Oral pre-exposure prophylaxis (PrEP) based on tenofovir is currently recommended by the World Health Organization as an effective strategy for preventing sexual HIV transmission [1]. Once daily Truvada® (Gilead Sciences), a combination product containing 300 mg of tenofovir disoproxil fumarate (TDF) and 200 mg of emtricitabine (FTC), is the most usual regimen, being currently approved by the US Food and Drug Administration and the European Medicines Agency for the protection of individuals at high risk of infection. Oral PrEP is already available in various countries worldwide, including the United States, France, South Africa, Canada or Australia.

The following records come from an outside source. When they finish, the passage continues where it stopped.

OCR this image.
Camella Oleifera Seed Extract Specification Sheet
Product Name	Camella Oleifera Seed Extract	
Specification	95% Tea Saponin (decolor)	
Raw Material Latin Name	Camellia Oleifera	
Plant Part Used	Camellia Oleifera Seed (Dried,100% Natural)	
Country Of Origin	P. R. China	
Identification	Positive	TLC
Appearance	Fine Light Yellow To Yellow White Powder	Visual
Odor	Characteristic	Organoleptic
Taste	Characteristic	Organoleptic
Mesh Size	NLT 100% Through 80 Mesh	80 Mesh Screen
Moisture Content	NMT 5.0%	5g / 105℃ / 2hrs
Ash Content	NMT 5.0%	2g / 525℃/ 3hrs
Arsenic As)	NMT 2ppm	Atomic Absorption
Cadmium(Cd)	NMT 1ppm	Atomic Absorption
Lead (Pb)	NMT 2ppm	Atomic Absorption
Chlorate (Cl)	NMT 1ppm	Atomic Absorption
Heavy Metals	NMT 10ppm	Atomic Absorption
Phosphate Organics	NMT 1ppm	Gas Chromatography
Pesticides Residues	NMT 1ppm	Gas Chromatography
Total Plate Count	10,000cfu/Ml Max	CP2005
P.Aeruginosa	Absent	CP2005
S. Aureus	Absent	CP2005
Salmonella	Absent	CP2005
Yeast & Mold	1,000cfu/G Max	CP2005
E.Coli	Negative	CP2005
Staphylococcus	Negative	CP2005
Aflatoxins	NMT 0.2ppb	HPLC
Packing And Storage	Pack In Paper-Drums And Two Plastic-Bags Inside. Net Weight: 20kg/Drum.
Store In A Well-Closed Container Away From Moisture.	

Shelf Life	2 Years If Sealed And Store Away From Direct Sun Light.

Others are expected to follow [2]. Various clinical studies support that the use of TDF/FTC is highly effective when used consistently [3], [4], [5]. However, conflicting results from two trials suggest that protection provided by oral PrEP to women may be diminished as compared to men who have sex with men [6], [7]. Poor adherence to daily regimens seems to be the main reason for these observations [8], although acceptability issues, onset of systemic effects, and differential risk perception may also play key roles [9]. One additional but highly relevant question concerns actual biological differences between the cervicovaginal and colorectal compartments that limit the drug concentration that is reached in each mucosae following oral administration of TDF/FTC. For instance, a recent pharmacokinetics/pharmacodynamics (PK/PD) modeling study found that only nearly perfect adherence to oral PrEP with TDF/FTC may be able to provide considerable protection in the female genital tract, while discontinuous use could still prevent rectal HIV transmission [10]. Data from clinical trials also seem to backup this hypothesis [11], [12]. Thus, further insights are needed regarding the most appropriate way to pursuit PrEP strategies for women, namely by enabling higher and prolonged TDF/FTC levels at the cervicovaginal tract.

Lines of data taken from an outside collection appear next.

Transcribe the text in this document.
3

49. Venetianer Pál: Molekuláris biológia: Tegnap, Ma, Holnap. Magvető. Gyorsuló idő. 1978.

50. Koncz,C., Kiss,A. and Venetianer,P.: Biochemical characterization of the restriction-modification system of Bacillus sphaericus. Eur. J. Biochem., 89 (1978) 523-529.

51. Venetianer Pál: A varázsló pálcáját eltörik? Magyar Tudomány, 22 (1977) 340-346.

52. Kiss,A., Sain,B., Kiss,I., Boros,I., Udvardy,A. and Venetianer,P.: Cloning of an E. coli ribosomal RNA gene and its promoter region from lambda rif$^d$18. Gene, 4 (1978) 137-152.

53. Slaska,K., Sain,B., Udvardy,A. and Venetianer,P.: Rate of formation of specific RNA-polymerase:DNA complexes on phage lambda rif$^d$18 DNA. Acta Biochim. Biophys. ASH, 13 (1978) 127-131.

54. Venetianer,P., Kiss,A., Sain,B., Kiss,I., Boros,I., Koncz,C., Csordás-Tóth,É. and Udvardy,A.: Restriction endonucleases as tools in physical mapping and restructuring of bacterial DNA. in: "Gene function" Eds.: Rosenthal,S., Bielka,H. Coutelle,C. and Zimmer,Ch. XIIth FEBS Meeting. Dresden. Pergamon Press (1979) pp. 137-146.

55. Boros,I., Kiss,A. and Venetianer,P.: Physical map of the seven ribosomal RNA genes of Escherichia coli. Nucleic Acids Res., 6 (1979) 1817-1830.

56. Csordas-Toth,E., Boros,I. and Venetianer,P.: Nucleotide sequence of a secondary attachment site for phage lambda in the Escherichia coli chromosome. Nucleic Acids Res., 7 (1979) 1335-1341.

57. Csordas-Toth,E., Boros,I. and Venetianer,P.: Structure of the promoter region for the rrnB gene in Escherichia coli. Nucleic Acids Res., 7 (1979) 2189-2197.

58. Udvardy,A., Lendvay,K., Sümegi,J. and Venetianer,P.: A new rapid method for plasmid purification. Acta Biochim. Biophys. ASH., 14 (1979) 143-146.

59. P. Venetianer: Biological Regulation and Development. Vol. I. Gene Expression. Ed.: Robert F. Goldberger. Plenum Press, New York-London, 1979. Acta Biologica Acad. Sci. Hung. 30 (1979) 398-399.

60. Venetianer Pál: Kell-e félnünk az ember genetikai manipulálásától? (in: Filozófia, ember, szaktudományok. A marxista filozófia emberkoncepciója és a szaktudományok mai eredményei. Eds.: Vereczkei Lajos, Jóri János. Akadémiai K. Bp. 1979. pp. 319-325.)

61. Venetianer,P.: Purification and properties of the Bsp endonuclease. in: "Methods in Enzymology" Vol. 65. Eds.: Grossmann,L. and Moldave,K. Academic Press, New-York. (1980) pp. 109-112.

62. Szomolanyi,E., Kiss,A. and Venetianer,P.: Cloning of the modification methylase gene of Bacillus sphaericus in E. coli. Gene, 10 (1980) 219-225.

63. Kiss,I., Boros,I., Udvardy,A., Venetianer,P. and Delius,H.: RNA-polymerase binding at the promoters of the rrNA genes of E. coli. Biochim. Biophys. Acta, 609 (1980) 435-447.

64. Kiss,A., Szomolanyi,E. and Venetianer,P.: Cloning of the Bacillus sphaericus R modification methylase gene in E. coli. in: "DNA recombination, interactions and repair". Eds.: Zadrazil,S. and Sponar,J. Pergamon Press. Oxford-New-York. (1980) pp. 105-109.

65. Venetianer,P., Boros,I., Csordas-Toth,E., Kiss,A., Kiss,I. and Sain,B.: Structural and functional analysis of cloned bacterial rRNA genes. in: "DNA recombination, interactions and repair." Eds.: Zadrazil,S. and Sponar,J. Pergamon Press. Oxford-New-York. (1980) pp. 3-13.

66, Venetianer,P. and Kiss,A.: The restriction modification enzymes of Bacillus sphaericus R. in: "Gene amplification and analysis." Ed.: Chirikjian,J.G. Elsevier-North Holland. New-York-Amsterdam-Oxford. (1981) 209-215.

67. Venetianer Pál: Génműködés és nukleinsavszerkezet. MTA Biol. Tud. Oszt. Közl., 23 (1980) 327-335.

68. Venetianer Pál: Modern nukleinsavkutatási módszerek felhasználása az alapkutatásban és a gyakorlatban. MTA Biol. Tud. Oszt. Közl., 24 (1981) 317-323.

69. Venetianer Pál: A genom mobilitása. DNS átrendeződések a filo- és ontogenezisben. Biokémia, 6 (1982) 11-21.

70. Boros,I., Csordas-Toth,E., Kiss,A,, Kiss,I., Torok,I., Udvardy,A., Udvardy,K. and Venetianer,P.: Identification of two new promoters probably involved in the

An interesting alternative to oral TDF/FTC regimens in women could be topical PrEP with vaginal microbicides [13]. These investigational products have been designed to be present in the vagina during and following intercourse and prevent male-to-female HIV transmission. The ability to generate high local drug levels while minimizing systemic exposure may be beneficial, not only for enhancing protection in the mucosa but also for avoiding side effects [14]. For example, moderate protection from infection was observed in previous clinical trials for women using a tenofovir gel [15] or a dapivirine ring [16], [17], without differences being observed in terms of adverse events as compared to matching placebos. One important issue of the development of a microbicide product has to deal with the choice of dosage form. The use of vaginal rings has been previously proposed for the delivery of the TDF/FTC combination [18], [19]. Despite allowing maintaining potentially protective drug levels in the vagina for several weeks to months, rings require continuous use and may not be acceptable, particularly by women engaging in erratic sexual activity. Vaginal tablets containing tenofovir (base) and FTC have also been developed as microbicides for discontinuous use [20], but this dosage form is regarded by women as less preferable [21]. Conversely, vaginal films are typically well accepted, easy and discrete to use, and suitable for the design of on-demand microbicides [22]. The technology involved in film manufacturing is well established, allowing to obtain highly reproducible, stable, inexpensive and versatile drug delivery platforms that can be scaled up utilizing conventional industrial setups. Polymers used as matrix-forming materials usually confer mucoadhesive properties to films, which are regarded as beneficial in prolonging vaginal drug retention [23]. Furthermore, the modification of the basic film design by incorporating drug-loaded nanocarriers that allow to better control release kinetics represents an appealing strategy [24]. In this study, we report on the development of different composite films, including one produced by the incorporation of drug-loaded nanoparticles (NPs), to obtain novel platforms for the vaginal delivery of TDF and FTC in the context of topical PrEP.